= Goran Rakovac =

Goran Rakovac (Горан Раковац; born 1 September 1961) is a Serbian politician. He was the mayor of Velika Plana from 2000 to 2004 and served in the National Assembly of Serbia from 2004 to 2008 as a member of Democratic Party of Serbia (Demokratska stranka Srbije, DSS).

==Private career==
Rakovac holds a Bachelor of Laws degree.

==Politician==
Rakovac received the twenty-second and final position on the DSS's electoral list for the Smederevo division in the 1993 Serbian parliamentary election. The list did not cross the electoral threshold to win representation in the assembly.

===Mayor of Velika Plana===
In 2000, the DSS became part of the Democratic Opposition of Serbia (Demokratska opozicija Srbije, DOS), a broad and ideologically diverse coalition of parties opposed to Slobodan Milošević's administration.
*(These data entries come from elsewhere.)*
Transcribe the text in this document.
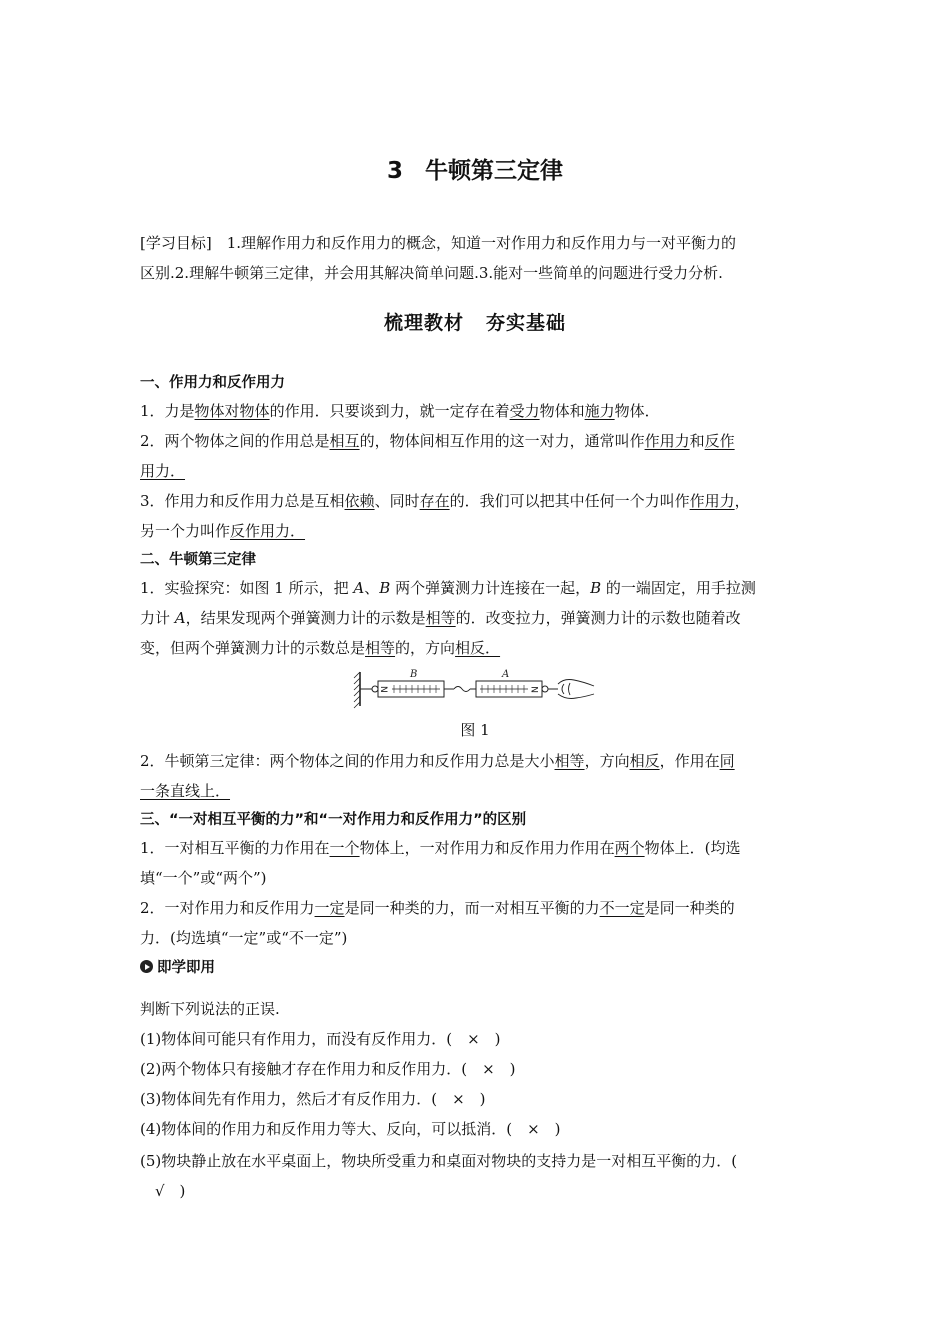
3 牛顿第三定律
[学习目标]　1.理解作用力和反作用力的概念，知道一对作用力和反作用力与一对平衡力的
区别.2.理解牛顿第三定律，并会用其解决简单问题.3.能对一些简单的问题进行受力分析.
梳理教材 夯实基础
一、作用力和反作用力
1．力是物体对物体的作用．只要谈到力，就一定存在着受力物体和施力物体．
2．两个物体之间的作用总是相互的，物体间相互作用的这一对力，通常叫作作用力和反作
用力．
3．作用力和反作用力总是互相依赖、同时存在的．我们可以把其中任何一个力叫作作用力，
另一个力叫作反作用力．
二、牛顿第三定律
1．实验探究：如图 1 所示，把 A、B 两个弹簧测力计连接在一起，B 的一端固定，用手拉测
力计 A，结果发现两个弹簧测力计的示数是相等的．改变拉力，弹簧测力计的示数也随着改
变，但两个弹簧测力计的示数总是相等的，方向相反．
N
B
N
A
图 1
2．牛顿第三定律：两个物体之间的作用力和反作用力总是大小相等，方向相反，作用在同
一条直线上．
三、“一对相互平衡的力”和“一对作用力和反作用力”的区别
1．一对相互平衡的力作用在一个物体上，一对作用力和反作用力作用在两个物体上．(均选
填“一个”或“两个”)
2．一对作用力和反作用力一定是同一种类的力，而一对相互平衡的力不一定是同一种类的
力．(均选填“一定”或“不一定”)
即学即用
判断下列说法的正误.
(1)物体间可能只有作用力，而没有反作用力．(　×　)
(2)两个物体只有接触才存在作用力和反作用力．(　×　)
(3)物体间先有作用力，然后才有反作用力．(　×　)
(4)物体间的作用力和反作用力等大、反向，可以抵消．(　×　)
(5)物块静止放在水平桌面上，物块所受重力和桌面对物块的支持力是一对相互平衡的力．(
　√　)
DOS candidate Vojislav Koštunica defeated Milošević in the 2000 Yugoslavian presidential election, a watershed moment in Serbian and Yugoslavian politics. The DOS also won in several municipalities in the concurrent 2000 Serbian local elections; in Velika Plana, the alliance won a narrow majority victory with twenty out of thirty-nine seats in the local assembly. Rakovac was elected to the assembly and was subsequently chosen as its president, a position that was at the time equivalent to mayor. He also led the DSS's local municipal committee.

The government of Serbia fell after Milošević's defeat in the Yugoslavian election, and a new Serbian parliamentary election was called for December 2000. Serbia's electoral system was reformed prior to the vote, such that the entire country became a single electoral division and all mandates were awarded to candidates on successful lists at the discretion of the sponsoring parties or coalitions, irrespective of numerical order. Rakovac was given the 185th position on the DOS's list. The list won a landslide majority with 176 out of 250 seats, and he was not initially given a mandate.

Relations between the DSS and the rest of the DOS were often fraught, and the party left the alliance in 2002. On 12 June of that year, the DOS controversially removed a number of DSS politicians from the national assembly. Some of the vacant mandates were awarded to DSS members from the 2000 electoral list; others were awarded to representatives of various other parties still in the DOS. Rakovac was among the DSS candidates who received a replacement mandate. The party contended that the removal of its sitting members was illegitimate, and the new DSS delegates (including Rakovac) refused to serve. The appointments were later overturned on a technicality, and the original DSS members were returned to the assembly.

Rakovac served as mayor of Velika Plana until 2004, serving over a local coalition government that was fraught with serious divisions. He also served for a time as president of Serbia's Standing Conference of Towns and Municipalities. He did not seek re-election as mayor in 2004.

===Parliamentarian===
The DSS contested the 2003 Serbian parliamentary election on its own, and Rakovac received the sixty-sixth position on its list. The list won fifty-three mandates, and he was not initially included in the party's assembly delegation. He was, however, given a mandate on 12 February 2004 as the replacement for another party member. The DSS was the dominant force in Serbia's coalition government in the assembly term that followed, and Rakovac served as a supporter of the administration. In his first parliamentary term, he was deputy president of the committee for local self-government and also served on the committee for constitutional affairs, the legislative committee, and the committee for justice and administration.

For the 2007 Serbian parliamentary election, the DSS formed an electoral alliance with New Serbia (Nova Srbija, NS). Rakovac appeared in the fifty-first position on their combined list and was given a mandate for a second term when the list won forty-seven seats. The DSS formed an unstable coalition government with the rival Democratic Party (Demokratska stranka, DS) and G17 Plus after the election, and Rakovac again served as a supporter of the administration. In this term, he was a member of the legislative committee and the committee for local self-government.

The DS–DSS alliance collapsed in early 2008, and a new election was held in May of that year. The DSS and NS once again contested the election on a combined list, and Rakovac was included in the sixty-ninth position. The list won thirty seats, and he was not given a mandate for a third term. He has not sought a return to the assembly since this time.